O’Flaherty said in a letter released on Wednesday that despite receiving food, water and other assistance, some 35 people continued to face “poor living conditions.”
The migrants, who come from countries, such as Syria, Iran, Sudan, Afghanistan and Cameroon, are stuck in a buffer zone that separates the breakaway Turkish Cypriot population north of the island nation and the southern Greek Cypriot population.
His letter came a couple of months after the UN refugee agency also urged the Cypriot government to allow migrants to seek asylum.
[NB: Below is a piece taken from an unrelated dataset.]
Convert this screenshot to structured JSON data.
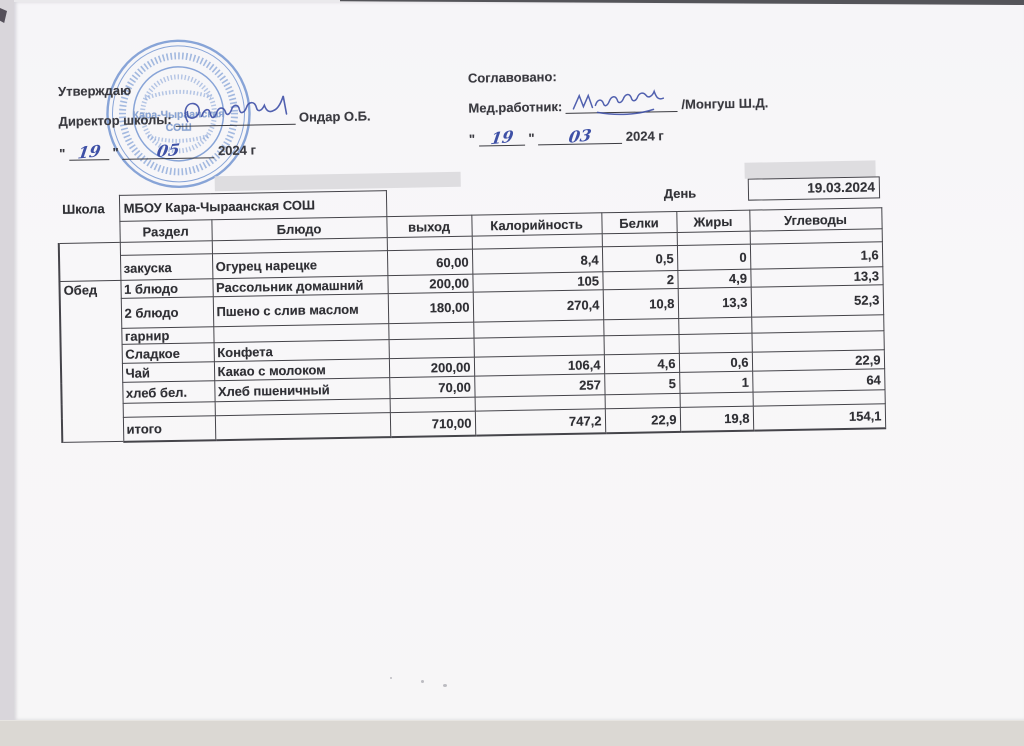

The number of migrants crossing the north-south border has fallen sharply in recent months after Cypriot authorities introduced a series of tough measures, including the installation of cameras and special police patrols along sections of the 180-kilometre (120-mile) buffer zone.
Earlier this year, Cyprus suspended the processing of asylum applications from Syrian citizens after granting international protection to 14,000 Syrians over the past decade.
The Cypriot president said the authorities would “make every effort” under international law “to prevent the normalisation of irregular crossings” through the buffer zone. As for the asylum seekers, Nikos Christodoulides said the government was offering supplies and medical assistance and assured O’Flaherty that “we will resolve this matter within the next few weeks” without going into details.
Earlier this month, the European Court of Human Rights ruled that Cyprus had violated the right of two Syrian nationals to seek asylum in the island nation by keeping them and more than two dozen others aboard a boat at sea for two days before sending them back to Lebanon.